Сандра не знает, у кого из детей сегодня день рождения, и потому никак не возьмет в толк, как поступить с подарком.
В конце концов она ставит коробку на пол, как можно дальше от полосатого коврика, и садится на стул, который для нее выдвигает Нарядная мама.
Два мальчугана вынуждены начать сильно толкаться друг с другом, а то вдруг их тоже будут грудью успокаивать, а потом один из них падает со стула, но ничего, забирается обратно, чтобы еще потолкаться.
— Во-от так!
На шейке Сандры появляется тоненькая эластичная лента на голове — что-то вроде шляпки. И:
— Ах, ну что за маленькая принцесса, вы только посмотрите! — радуется Нарядная мама.
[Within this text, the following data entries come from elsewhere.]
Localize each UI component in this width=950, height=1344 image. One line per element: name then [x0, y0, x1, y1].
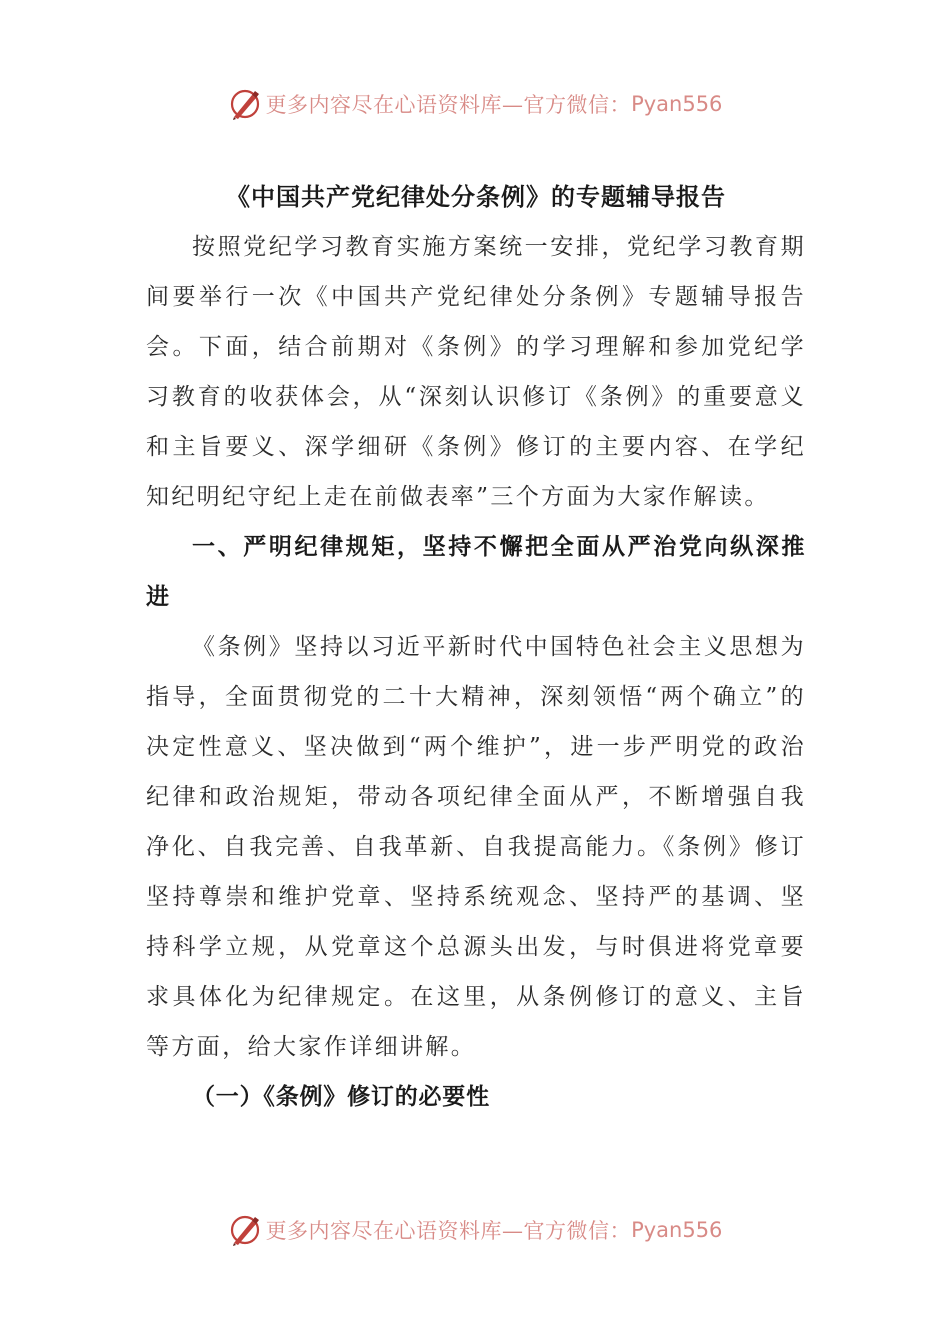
footer-watermark	[0, 1210, 950, 1250]
section-1-heading: 一、严明纪律规矩，坚持不懈把全面从严治党向纵深推进	[146, 533, 806, 610]
section-1-paragraph: 《条例》坚持以习近平新时代中国特色社会主义思想为指导，全面贯彻党的二十大精神，深刻领悟“两个确立”的决定性意义、坚决做到“两个维护”，进一步严明党的政治纪律和政治规矩，带动各项纪律全面从严，不断增强自我净化、自我完善、自我革新、自我提高能力。《条例》修订坚持尊崇和维护党章、坚持系统观念、坚持严的基调、坚持科学立规，从党章这个总源头出发，与时俱进将党章要求具体化为纪律规定。在这里，从条例修订的意义、主旨等方面，给大家作详细讲解。	[146, 634, 806, 1060]
watermark-text: 更多内容尽在心语资料库—官方微信：	[265, 1219, 632, 1243]
watermark-text: 更多内容尽在心语资料库—官方微信：	[265, 93, 632, 117]
header-watermark	[0, 84, 950, 124]
watermark-wechat-id: Pyan556	[631, 1218, 723, 1242]
document-title: 《中国共产党纪律处分条例》的专题辅导报告	[226, 182, 726, 211]
intro-paragraph: 按照党纪学习教育实施方案统一安排，党纪学习教育期间要举行一次《中国共产党纪律处分条例》专题辅导报告会。下面，结合前期对《条例》的学习理解和参加党纪学习教育的收获体会，从“深刻认识修订《条例》的重要意义和主旨要义、深学细研《条例》修订的主要内容、在学纪知纪明纪守纪上走在前做表率”三个方面为大家作解读。	[146, 234, 806, 510]
watermark-wechat-id: Pyan556	[631, 92, 723, 116]
document-body	[146, 172, 806, 1122]
section-1-subheading: （一）《条例》修订的必要性	[192, 1083, 490, 1110]
pen-logo-icon	[228, 1213, 262, 1247]
pen-logo-icon	[228, 87, 262, 121]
Cолнечный свет заглядывает в стеклянные стаканы, и в них, посверкивая, переливается мультифруктовый сок. Рубин, красная дрема, рябина! Как-то так. Как в сказке! Нарядная мама старательно нарезает торт, и Сандре достается такой огромный и красивый — можно сказать, роскошный, — кусок, который теперь величаво стоит в самой серединке тарелки в цветочек. Остальные дети кладут сладко-слюнявые ложки на скатерть, но Нарядная мама так мила, что ни единого словечка на этот счет не говорит.
Сандра легонько мотает ногами, про себя напевая песенку про Хартов-Голда. Стоит ей воткнуть ложечку в кусок торта, как, прорвавшись через коржики, наружу выливаются банановое пюре и малиновый джем. Банановое пюре и малиновый джем, вот это вкуснятина! И сливочный бордюрчик лежит такими аккуратными завитками, и все-все так идеально, как будто взято с фотографии в журнале «Аллерс».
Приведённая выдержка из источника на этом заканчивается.